Fear of the hand that feeds

The fact that government bureaucrats are literally silencing scientists doesn’t appear to bother science fetishists anywhere nearly as much as the idea that somewhere, someone has a textbook with an evolution sticker on it.

Hundreds of federal scientists said in a survey that they had been asked to exclude or alter technical information in government documents for non-scientific reasons, and thousands said they had been prevented from responding to the media or the public.

The Professional Institute of the Public Service of Canada (PIPSC), which commissioned the survey from Environics Research “to gauge the scale and impact of ‘muzzling’ and political interference among federal scientists,” released the results Monday at a news conference. PIPSC represents 60,000 public servants across the country, including 20,000 scientists, in federal departments and agencies, including scientists involved in food and consumer product safety and environmental monitoring.

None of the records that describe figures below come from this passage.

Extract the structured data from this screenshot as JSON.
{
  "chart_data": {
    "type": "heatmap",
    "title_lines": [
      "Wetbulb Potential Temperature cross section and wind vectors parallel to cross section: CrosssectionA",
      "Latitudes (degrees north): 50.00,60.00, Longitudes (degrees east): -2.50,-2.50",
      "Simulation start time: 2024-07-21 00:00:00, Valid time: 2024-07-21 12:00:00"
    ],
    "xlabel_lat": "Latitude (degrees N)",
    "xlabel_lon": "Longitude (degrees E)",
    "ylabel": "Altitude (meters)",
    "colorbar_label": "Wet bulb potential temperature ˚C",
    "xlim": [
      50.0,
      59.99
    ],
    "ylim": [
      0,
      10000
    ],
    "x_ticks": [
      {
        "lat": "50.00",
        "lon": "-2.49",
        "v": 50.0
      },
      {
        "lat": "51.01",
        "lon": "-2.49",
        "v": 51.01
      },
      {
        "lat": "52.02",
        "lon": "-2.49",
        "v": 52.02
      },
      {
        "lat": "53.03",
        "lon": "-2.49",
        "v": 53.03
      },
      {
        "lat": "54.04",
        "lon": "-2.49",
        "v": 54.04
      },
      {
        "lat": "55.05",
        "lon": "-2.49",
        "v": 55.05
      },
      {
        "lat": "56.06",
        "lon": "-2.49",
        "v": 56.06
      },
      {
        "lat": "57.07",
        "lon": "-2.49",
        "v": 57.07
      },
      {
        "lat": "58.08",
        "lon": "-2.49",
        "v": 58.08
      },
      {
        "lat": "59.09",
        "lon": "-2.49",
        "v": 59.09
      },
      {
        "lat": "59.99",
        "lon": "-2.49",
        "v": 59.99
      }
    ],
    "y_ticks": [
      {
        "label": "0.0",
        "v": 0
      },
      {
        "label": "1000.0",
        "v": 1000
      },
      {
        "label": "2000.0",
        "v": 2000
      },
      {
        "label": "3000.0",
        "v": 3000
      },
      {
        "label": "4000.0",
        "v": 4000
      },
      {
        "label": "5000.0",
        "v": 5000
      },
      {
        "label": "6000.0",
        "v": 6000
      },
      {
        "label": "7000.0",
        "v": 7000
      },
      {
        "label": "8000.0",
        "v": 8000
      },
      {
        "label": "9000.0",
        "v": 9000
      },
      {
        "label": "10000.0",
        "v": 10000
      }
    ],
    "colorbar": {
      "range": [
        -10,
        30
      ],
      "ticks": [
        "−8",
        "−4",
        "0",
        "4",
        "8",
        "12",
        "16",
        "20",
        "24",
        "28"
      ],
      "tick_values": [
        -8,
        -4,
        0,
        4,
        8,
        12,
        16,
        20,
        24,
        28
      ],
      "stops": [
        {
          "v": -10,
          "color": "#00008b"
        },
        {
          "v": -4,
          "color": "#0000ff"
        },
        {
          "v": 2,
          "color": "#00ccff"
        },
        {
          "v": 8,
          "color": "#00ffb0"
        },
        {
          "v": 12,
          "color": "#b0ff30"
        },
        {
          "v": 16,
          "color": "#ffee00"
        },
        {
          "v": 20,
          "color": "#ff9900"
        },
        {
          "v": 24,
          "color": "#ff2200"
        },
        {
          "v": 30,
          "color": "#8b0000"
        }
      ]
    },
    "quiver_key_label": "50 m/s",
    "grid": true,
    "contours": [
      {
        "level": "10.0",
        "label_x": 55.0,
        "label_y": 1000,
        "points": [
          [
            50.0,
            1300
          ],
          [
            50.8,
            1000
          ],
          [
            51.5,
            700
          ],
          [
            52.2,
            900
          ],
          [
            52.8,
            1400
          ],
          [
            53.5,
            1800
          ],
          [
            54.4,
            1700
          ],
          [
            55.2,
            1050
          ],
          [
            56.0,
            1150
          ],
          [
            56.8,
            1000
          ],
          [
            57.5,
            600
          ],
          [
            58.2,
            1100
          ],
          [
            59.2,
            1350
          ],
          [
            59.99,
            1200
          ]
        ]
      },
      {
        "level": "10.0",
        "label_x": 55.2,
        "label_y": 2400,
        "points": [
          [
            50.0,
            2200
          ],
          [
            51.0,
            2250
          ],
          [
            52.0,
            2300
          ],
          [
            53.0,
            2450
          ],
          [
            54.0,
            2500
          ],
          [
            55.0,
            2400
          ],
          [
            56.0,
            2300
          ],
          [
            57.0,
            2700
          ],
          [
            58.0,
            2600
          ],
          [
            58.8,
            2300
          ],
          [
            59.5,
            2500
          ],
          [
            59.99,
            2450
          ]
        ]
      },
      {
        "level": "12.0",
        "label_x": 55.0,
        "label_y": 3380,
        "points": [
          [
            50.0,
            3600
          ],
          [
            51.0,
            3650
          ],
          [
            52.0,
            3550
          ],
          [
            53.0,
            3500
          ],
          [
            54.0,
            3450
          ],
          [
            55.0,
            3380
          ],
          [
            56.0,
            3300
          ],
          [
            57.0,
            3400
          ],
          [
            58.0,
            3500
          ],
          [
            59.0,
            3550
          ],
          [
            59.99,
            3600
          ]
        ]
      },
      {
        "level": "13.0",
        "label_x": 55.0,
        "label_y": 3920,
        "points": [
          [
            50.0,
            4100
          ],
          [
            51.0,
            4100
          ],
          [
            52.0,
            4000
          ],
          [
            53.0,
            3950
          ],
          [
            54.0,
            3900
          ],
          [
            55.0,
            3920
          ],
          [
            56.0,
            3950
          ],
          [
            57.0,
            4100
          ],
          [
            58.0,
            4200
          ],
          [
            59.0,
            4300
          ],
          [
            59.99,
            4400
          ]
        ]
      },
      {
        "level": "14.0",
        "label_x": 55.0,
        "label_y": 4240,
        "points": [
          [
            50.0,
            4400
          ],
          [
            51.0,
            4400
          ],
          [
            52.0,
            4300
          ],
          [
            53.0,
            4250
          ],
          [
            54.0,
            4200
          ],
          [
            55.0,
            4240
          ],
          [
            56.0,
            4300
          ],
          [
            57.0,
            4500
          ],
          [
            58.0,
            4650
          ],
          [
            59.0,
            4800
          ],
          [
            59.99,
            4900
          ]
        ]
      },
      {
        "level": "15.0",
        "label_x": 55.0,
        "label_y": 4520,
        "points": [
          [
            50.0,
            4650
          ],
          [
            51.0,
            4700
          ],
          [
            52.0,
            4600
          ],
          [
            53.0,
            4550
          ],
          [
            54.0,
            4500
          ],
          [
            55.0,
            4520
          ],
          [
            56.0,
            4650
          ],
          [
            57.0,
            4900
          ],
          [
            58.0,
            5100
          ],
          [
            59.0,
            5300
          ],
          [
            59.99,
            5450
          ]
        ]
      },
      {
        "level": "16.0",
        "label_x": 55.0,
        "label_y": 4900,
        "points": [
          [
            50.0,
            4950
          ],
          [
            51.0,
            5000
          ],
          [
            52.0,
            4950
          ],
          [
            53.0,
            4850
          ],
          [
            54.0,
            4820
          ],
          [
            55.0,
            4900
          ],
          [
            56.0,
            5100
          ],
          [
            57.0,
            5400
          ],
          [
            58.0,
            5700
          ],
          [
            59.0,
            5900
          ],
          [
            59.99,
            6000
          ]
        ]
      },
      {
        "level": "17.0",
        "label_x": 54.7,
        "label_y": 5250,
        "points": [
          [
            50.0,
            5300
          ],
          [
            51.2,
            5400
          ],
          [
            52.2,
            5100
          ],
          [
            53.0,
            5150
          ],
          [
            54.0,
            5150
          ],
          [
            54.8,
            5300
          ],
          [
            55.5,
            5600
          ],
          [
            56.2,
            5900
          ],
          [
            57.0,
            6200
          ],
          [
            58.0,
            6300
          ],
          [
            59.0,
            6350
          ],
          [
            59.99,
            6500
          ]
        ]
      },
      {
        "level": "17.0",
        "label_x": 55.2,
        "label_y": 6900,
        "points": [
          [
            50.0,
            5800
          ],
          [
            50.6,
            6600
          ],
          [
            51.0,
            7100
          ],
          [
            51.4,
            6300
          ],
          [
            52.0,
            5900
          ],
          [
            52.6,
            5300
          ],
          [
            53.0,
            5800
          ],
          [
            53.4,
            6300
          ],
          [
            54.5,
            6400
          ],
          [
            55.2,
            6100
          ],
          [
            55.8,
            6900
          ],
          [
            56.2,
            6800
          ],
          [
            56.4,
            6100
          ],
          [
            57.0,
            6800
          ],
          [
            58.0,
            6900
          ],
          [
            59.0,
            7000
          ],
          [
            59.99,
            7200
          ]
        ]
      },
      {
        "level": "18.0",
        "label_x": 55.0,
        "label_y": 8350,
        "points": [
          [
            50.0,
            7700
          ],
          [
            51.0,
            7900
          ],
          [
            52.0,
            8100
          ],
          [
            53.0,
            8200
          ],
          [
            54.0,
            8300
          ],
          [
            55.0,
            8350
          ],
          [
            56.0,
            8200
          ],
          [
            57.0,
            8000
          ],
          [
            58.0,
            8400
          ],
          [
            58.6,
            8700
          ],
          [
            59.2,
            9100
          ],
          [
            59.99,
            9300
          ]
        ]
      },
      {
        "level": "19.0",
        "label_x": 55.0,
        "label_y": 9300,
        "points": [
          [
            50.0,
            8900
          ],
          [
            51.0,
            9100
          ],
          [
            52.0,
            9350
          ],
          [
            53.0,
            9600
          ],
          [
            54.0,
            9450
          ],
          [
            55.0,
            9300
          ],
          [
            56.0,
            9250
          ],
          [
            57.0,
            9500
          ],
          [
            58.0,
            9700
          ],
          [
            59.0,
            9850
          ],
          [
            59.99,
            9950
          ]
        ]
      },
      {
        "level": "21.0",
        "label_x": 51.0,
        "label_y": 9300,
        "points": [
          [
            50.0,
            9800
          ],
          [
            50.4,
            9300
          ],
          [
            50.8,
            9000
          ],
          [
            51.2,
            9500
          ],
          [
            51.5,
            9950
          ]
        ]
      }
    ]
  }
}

In all, the union sent invitations to participate in the survey to 15,398 federal scientists in June. A total of 4,069 responded.

Twenty four per cent of respondents said they “sometimes” or “often” were asked to exclude or alter technical information in federal government documents for non-scientific reasons. Most often, the request came from their direct supervisors, followed by business or industry, other government departments, politically appointed staff and public interest advocates.

He that pays the gold makes the rules. Science prostituted itself when it got in bed with government and now it has to pay the price. Big science is bad science.